11/02/2014
Abbiamo il piacere di presentare con una mostra, realizzata con il sostegno del Consiglio Regionale del Veneto, una sintesi dei risultati conseguiti dalla missione, diretta da Gabriele Rossi Osmida, che ha rappresentato con orgoglio il Veneto in Turkmenistan.
Attraverso un percorso di immagini e parole siamo lieti di poter illustrare anche al grande pubblico le tappe di una scoperta di fondamentale importanza nell'ambito dell’archeologia paleo-cristiana , ma anche in grado di gettare nuova luce sulla storia di Venezia e dei suoi rapporti con l’Oriente.
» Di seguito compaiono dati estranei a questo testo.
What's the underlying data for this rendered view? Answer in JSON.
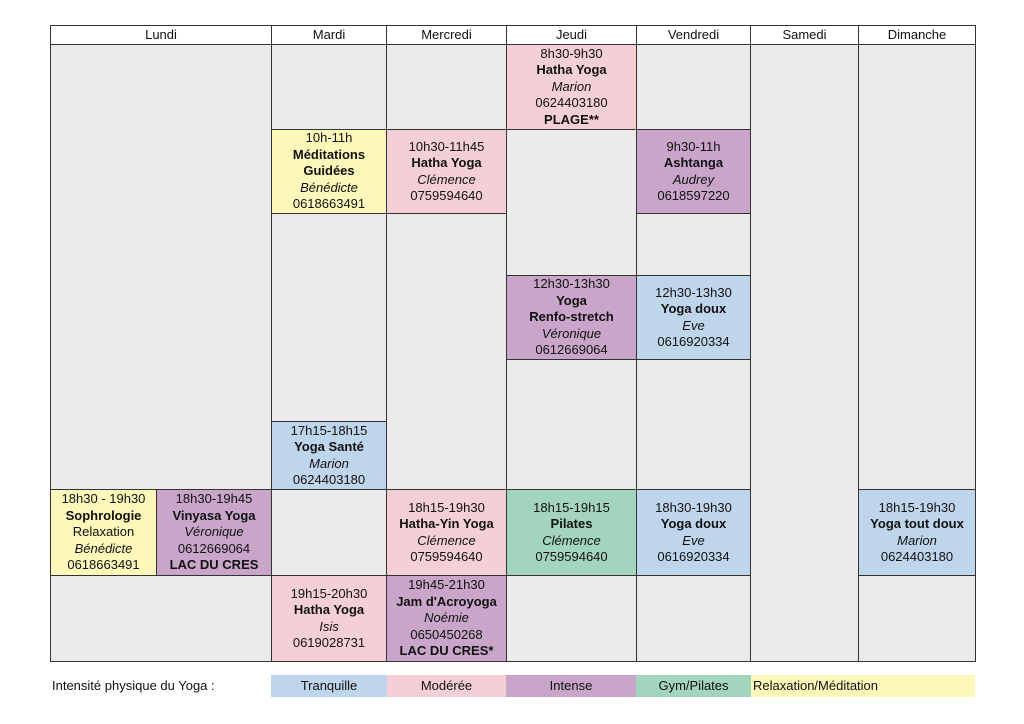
{
  "days": [
    "Lundi",
    "Mardi",
    "Mercredi",
    "Jeudi",
    "Vendredi",
    "Samedi",
    "Dimanche"
  ],
  "courses": [
    {
      "id": "jeu-1",
      "day": "Jeudi",
      "style": "moderee",
      "lines": [
        {
          "t": "8h30-9h30"
        },
        {
          "t": "Hatha Yoga",
          "f": "b"
        },
        {
          "t": "Marion",
          "f": "i"
        },
        {
          "t": "0624403180"
        },
        {
          "t": "PLAGE**",
          "f": "b"
        }
      ]
    },
    {
      "id": "mar-1",
      "day": "Mardi",
      "style": "relax",
      "lines": [
        {
          "t": "10h-11h"
        },
        {
          "t": "Méditations",
          "f": "b"
        },
        {
          "t": "Guidées",
          "f": "b"
        },
        {
          "t": "Bénédicte",
          "f": "i"
        },
        {
          "t": "0618663491"
        }
      ]
    },
    {
      "id": "mer-1",
      "day": "Mercredi",
      "style": "moderee",
      "lines": [
        {
          "t": "10h30-11h45"
        },
        {
          "t": "Hatha Yoga",
          "f": "b"
        },
        {
          "t": "Clémence",
          "f": "i"
        },
        {
          "t": "0759594640"
        }
      ]
    },
    {
      "id": "ven-1",
      "day": "Vendredi",
      "style": "intense",
      "lines": [
        {
          "t": "9h30-11h"
        },
        {
          "t": "Ashtanga",
          "f": "b"
        },
        {
          "t": "Audrey",
          "f": "i"
        },
        {
          "t": "0618597220"
        }
      ]
    },
    {
      "id": "jeu-2",
      "day": "Jeudi",
      "style": "intense",
      "lines": [
        {
          "t": "12h30-13h30"
        },
        {
          "t": "Yoga",
          "f": "b"
        },
        {
          "t": "Renfo-stretch",
          "f": "b"
        },
        {
          "t": "Véronique",
          "f": "i"
        },
        {
          "t": "0612669064"
        }
      ]
    },
    {
      "id": "ven-2",
      "day": "Vendredi",
      "style": "tranquille",
      "lines": [
        {
          "t": "12h30-13h30"
        },
        {
          "t": "Yoga doux",
          "f": "b"
        },
        {
          "t": "Eve",
          "f": "i"
        },
        {
          "t": "0616920334"
        }
      ]
    },
    {
      "id": "mar-2",
      "day": "Mardi",
      "style": "tranquille",
      "lines": [
        {
          "t": "17h15-18h15"
        },
        {
          "t": "Yoga Santé",
          "f": "b"
        },
        {
          "t": "Marion",
          "f": "i"
        },
        {
          "t": "0624403180"
        }
      ]
    },
    {
      "id": "lun-1",
      "day": "Lundi",
      "style": "relax",
      "lines": [
        {
          "t": "18h30 - 19h30"
        },
        {
          "t": "Sophrologie",
          "f": "b"
        },
        {
          "t": "Relaxation"
        },
        {
          "t": "Bénédicte",
          "f": "i"
        },
        {
          "t": "0618663491"
        }
      ]
    },
    {
      "id": "lun-2",
      "day": "Lundi",
      "style": "intense",
      "lines": [
        {
          "t": "18h30-19h45"
        },
        {
          "t": "Vinyasa Yoga",
          "f": "b"
        },
        {
          "t": "Véronique",
          "f": "i"
        },
        {
          "t": "0612669064"
        },
        {
          "t": "LAC DU CRES",
          "f": "b"
        }
      ]
    },
    {
      "id": "mer-2",
      "day": "Mercredi",
      "style": "moderee",
      "lines": [
        {
          "t": "18h15-19h30"
        },
        {
          "t": "Hatha-Yin Yoga",
          "f": "b"
        },
        {
          "t": "Clémence",
          "f": "i"
        },
        {
          "t": "0759594640"
        }
      ]
    },
    {
      "id": "jeu-3",
      "day": "Jeudi",
      "style": "gym",
      "lines": [
        {
          "t": "18h15-19h15"
        },
        {
          "t": "Pilates",
          "f": "b"
        },
        {
          "t": "Clémence",
          "f": "i"
        },
        {
          "t": "0759594640"
        }
      ]
    },
    {
      "id": "ven-3",
      "day": "Vendredi",
      "style": "tranquille",
      "lines": [
        {
          "t": "18h30-19h30"
        },
        {
          "t": "Yoga doux",
          "f": "b"
        },
        {
          "t": "Eve",
          "f": "i"
        },
        {
          "t": "0616920334"
        }
      ]
    },
    {
      "id": "dim-1",
      "day": "Dimanche",
      "style": "tranquille",
      "lines": [
        {
          "t": "18h15-19h30"
        },
        {
          "t": "Yoga tout doux",
          "f": "b"
        },
        {
          "t": "Marion",
          "f": "i"
        },
        {
          "t": "0624403180"
        }
      ]
    },
    {
      "id": "mar-3",
      "day": "Mardi",
      "style": "moderee",
      "lines": [
        {
          "t": "19h15-20h30"
        },
        {
          "t": "Hatha Yoga",
          "f": "b"
        },
        {
          "t": "Isis",
          "f": "i"
        },
        {
          "t": "0619028731"
        }
      ]
    },
    {
      "id": "mer-3",
      "day": "Mercredi",
      "style": "intense",
      "lines": [
        {
          "t": "19h45-21h30"
        },
        {
          "t": "Jam d'Acroyoga",
          "f": "b"
        },
        {
          "t": "Noémie",
          "f": "i"
        },
        {
          "t": "0650450268"
        },
        {
          "t": "LAC DU CRES*",
          "f": "b"
        }
      ]
    }
  ],
  "legend": {
    "label": "Intensité physique du Yoga :",
    "items": [
      {
        "id": "tranquille",
        "label": "Tranquille",
        "color": "#bed5eb"
      },
      {
        "id": "moderee",
        "label": "Modérée",
        "color": "#f4cfd5"
      },
      {
        "id": "intense",
        "label": "Intense",
        "color": "#c9a5c9"
      },
      {
        "id": "gym",
        "label": "Gym/Pilates",
        "color": "#a2d4be"
      },
      {
        "id": "relax",
        "label": "Relaxation/Méditation",
        "color": "#fdf7b9"
      }
    ]
  }
}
Questa mostra è la storia di una straordinaria conferma: la Via della Seta era percorsa da mercanti veneziani, e non solo, fin dall’XI Secolo, ben prima dei viaggi dei Polo. Per la prima volta, infatti, c’è la prova archeologica, non più solo una fonte storica, che la Via della Seta era costellata di monasteri-caravanserragli dove la funzione religiosa era tutt'uno con quella mercantile. I documenti storici avevano dato indizi sui rapporti commerciali tra veneziani e monaci nestoriani, finalmente, il ritrovamento del monastero di Merv dà sostanza storiche.